Protection des données personnelles

 Il convient de rappeler avant toute chose que le droit à la protection des données personnelles ne peut être un obstacle à l’impératif de la protection de la vie et de la sante. La Convention 108+ énonce des normes élevées de protection qui sont compatibles et conciliables avec d’autres droits fondamentaux et intérêts public, comme c’est par exemple le cas de la santé publique. Les principes de protection des données permettent de trouver un équilibre entre les intérêts en jeu, comme l’ont souligné la Présidente du Comité de la Convention 108 et le Commissaire à la protection des données du Conseil de l’Europe dans leurs déclarations conjointes.

 Le Conseil de l’Europe reste vigilant aux nouvelles questions se posent : Il s’agit par exemple d’assurer la conformité des systèmes d’information nationaux mis en place dans le cadre des campagnes de vaccination et de veiller au respect du droit des personnes dans le cadre de l’utilisation d’une information relative à la santé aux fins de passeports d’immunité ou autre dispositifs relatif à notre état vaccinal.

Transparence

 L'épidémie de coronavirus a également soulevé des risques non négligeables de corruption. De grandes sommes d'argent sont injectées dans l'économie pour atténuer la crise, tandis que les mécanismes de prévention et de répression de la corruption peuvent être suspendus en raison de l'urgence. Cela est particulièrement vrai, par exemple, en ce qui concerne les marchés publics de la santé.

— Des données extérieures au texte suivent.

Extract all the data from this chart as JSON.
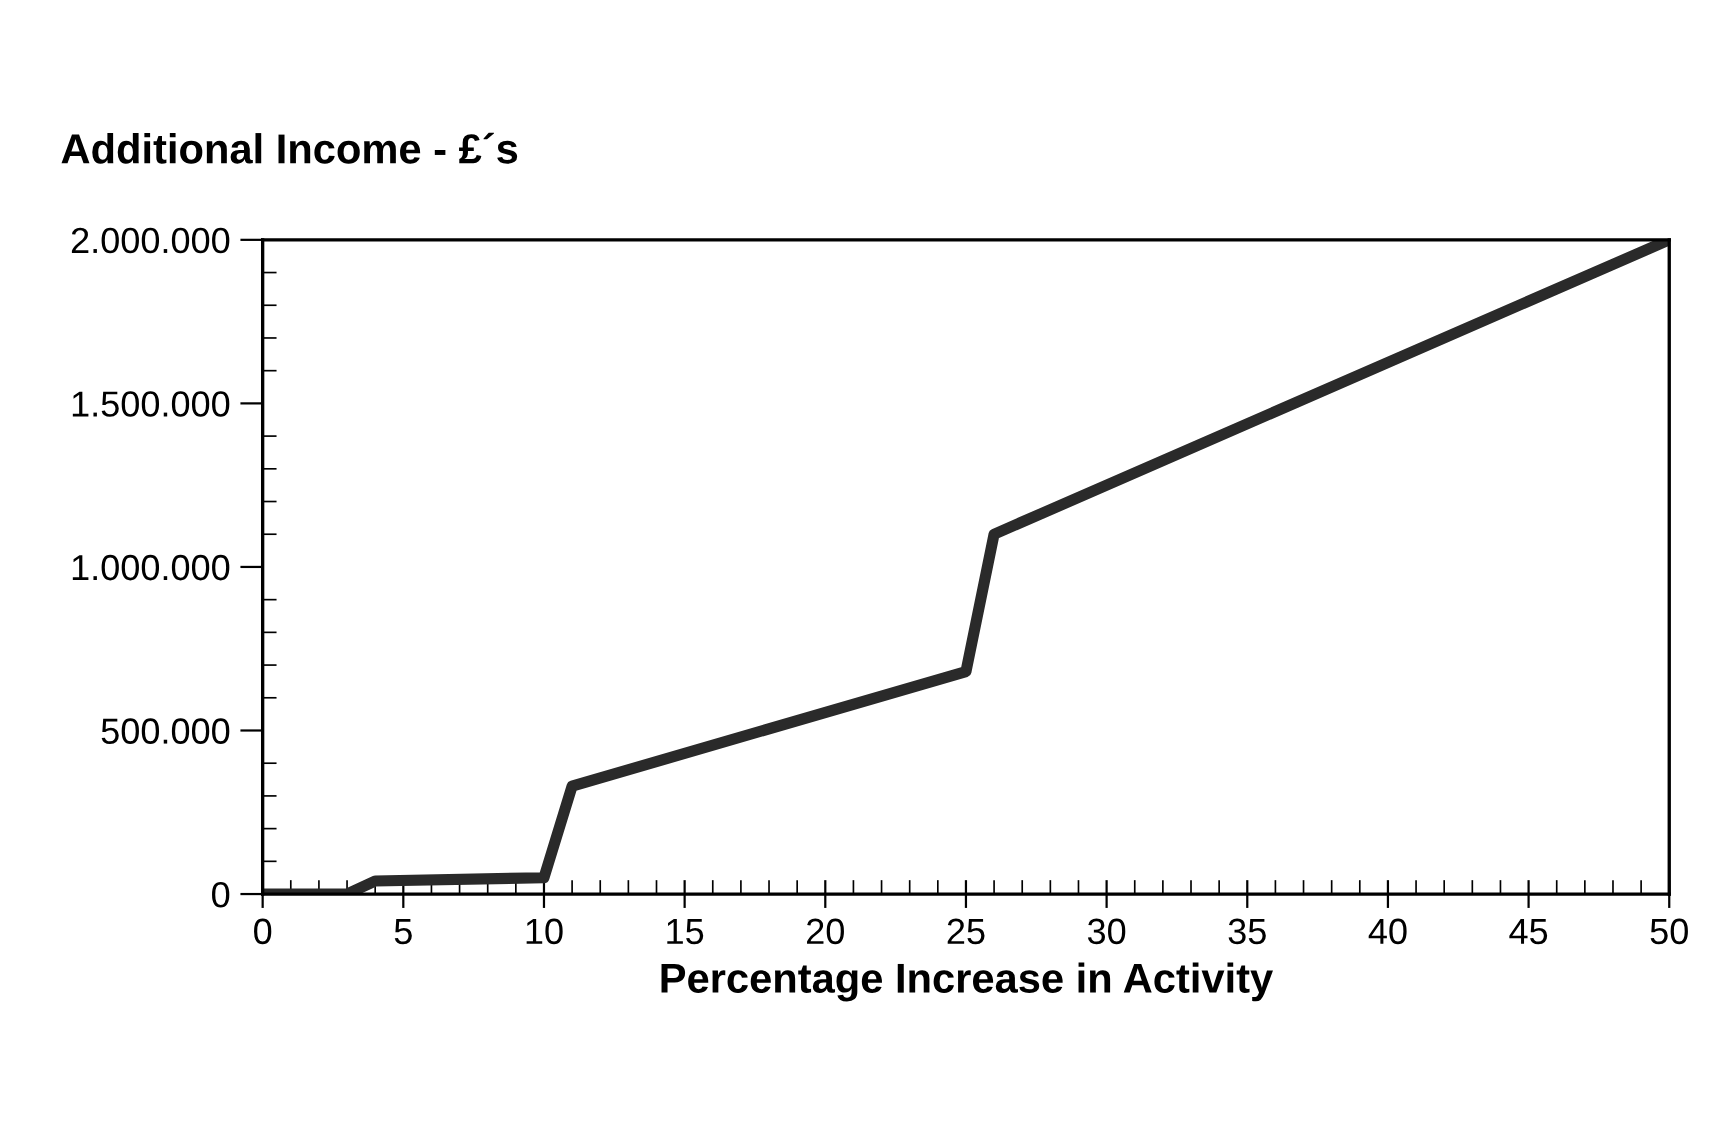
{
  "chart_data": {
    "type": "line",
    "title": "Additional Income - £´s",
    "xlabel": "Percentage Increase in Activity",
    "x": [
      0,
      3,
      4,
      10,
      11,
      25,
      26,
      50
    ],
    "series": [
      {
        "color": "#2a2a2a",
        "values": [
          0,
          0,
          40000,
          50000,
          330000,
          680000,
          1100000,
          2000000
        ]
      }
    ],
    "xlim": [
      0,
      50
    ],
    "xticks": [
      0,
      5,
      10,
      15,
      20,
      25,
      30,
      35,
      40,
      45,
      50
    ],
    "ylim": [
      0,
      2000000
    ],
    "yticks": [
      {
        "value": 0,
        "label": "0"
      },
      {
        "value": 500000,
        "label": "500.000"
      },
      {
        "value": 1000000,
        "label": "1.000.000"
      },
      {
        "value": 1500000,
        "label": "1.500.000"
      },
      {
        "value": 2000000,
        "label": "2.000.000"
      }
    ],
    "grid": false,
    "legend": false,
    "marker": "none",
    "line_style": "solid"
  }
}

 Dans ses Lignes Directrices à l’intention des États pour prévenir la corruption dans le contexte du COVID-19, le Group of States against Corruption (GRECO) a attiré l’attention sur les normes juridiques et les bonnes pratiques permettant de s'assurer que les décisions et les procédures dans la période de réponse à la pandémie et de rétablissement sont conçues avec des garanties appropriées de transparence, d'intégrité et de responsabilité.

Défis sociaux

 Enfin, la pandémie a eu et continue d'avoir de profondes répercussions sur un large éventail de droits sociaux.  La Charte sociale européenne, avec son vaste champ d'application matériel fournit un cadre essentiel pour le redressement social et économique post-pandémique ainsi que pour la préparation et les réponses à d'éventuelles crises futures de cette nature. Ainsi, la Charte sociale européenne peut et doit servir de feuille de route en matière de droits de l'homme pour les décisions difficiles qui devront être prises dans les années à venir concernant la législation, les politiques et l'allocation des ressources.

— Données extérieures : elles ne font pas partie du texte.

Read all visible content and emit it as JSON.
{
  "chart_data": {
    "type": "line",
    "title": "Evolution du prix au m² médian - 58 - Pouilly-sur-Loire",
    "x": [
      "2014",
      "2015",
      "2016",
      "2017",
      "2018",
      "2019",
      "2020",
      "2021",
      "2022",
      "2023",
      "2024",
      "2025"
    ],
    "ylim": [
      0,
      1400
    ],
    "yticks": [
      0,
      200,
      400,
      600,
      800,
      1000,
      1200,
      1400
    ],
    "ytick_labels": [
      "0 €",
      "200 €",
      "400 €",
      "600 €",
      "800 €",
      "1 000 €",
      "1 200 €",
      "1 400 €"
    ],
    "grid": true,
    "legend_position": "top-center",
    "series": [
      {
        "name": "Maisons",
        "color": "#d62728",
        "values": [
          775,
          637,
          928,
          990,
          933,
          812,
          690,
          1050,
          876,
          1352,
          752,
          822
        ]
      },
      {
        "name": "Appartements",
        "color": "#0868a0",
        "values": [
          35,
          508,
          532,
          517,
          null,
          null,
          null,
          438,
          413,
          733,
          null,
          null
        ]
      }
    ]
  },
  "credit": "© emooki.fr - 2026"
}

 L'idée que l'action sur le front des droits sociaux ne doit pas être interprétée comme signifiant des niveaux de dépenses publiques démesurées. Elle implique avant tout une réflexion continue sur les politiques mises en place pour faire face à la pandémie, mais aussi des conditions sociales, et économiques qui ont précédé la pandémie et qui ont exacerbé la vulnérabilité face à celle-ci.

Le Conseil de l’Europe, grâce aux instruments juridiques et méthodes de travail que ses Etats Membres ont adoptés et mis en œuvre, peut fournir les réponses aux défis posés par la pandémie, sans sacrifier les principes qui nous unissent, les droits de l’homme, la démocratie et l’Etat de droit.

C’est une preuve de la vitalité et de la nécessité du multilatéralisme.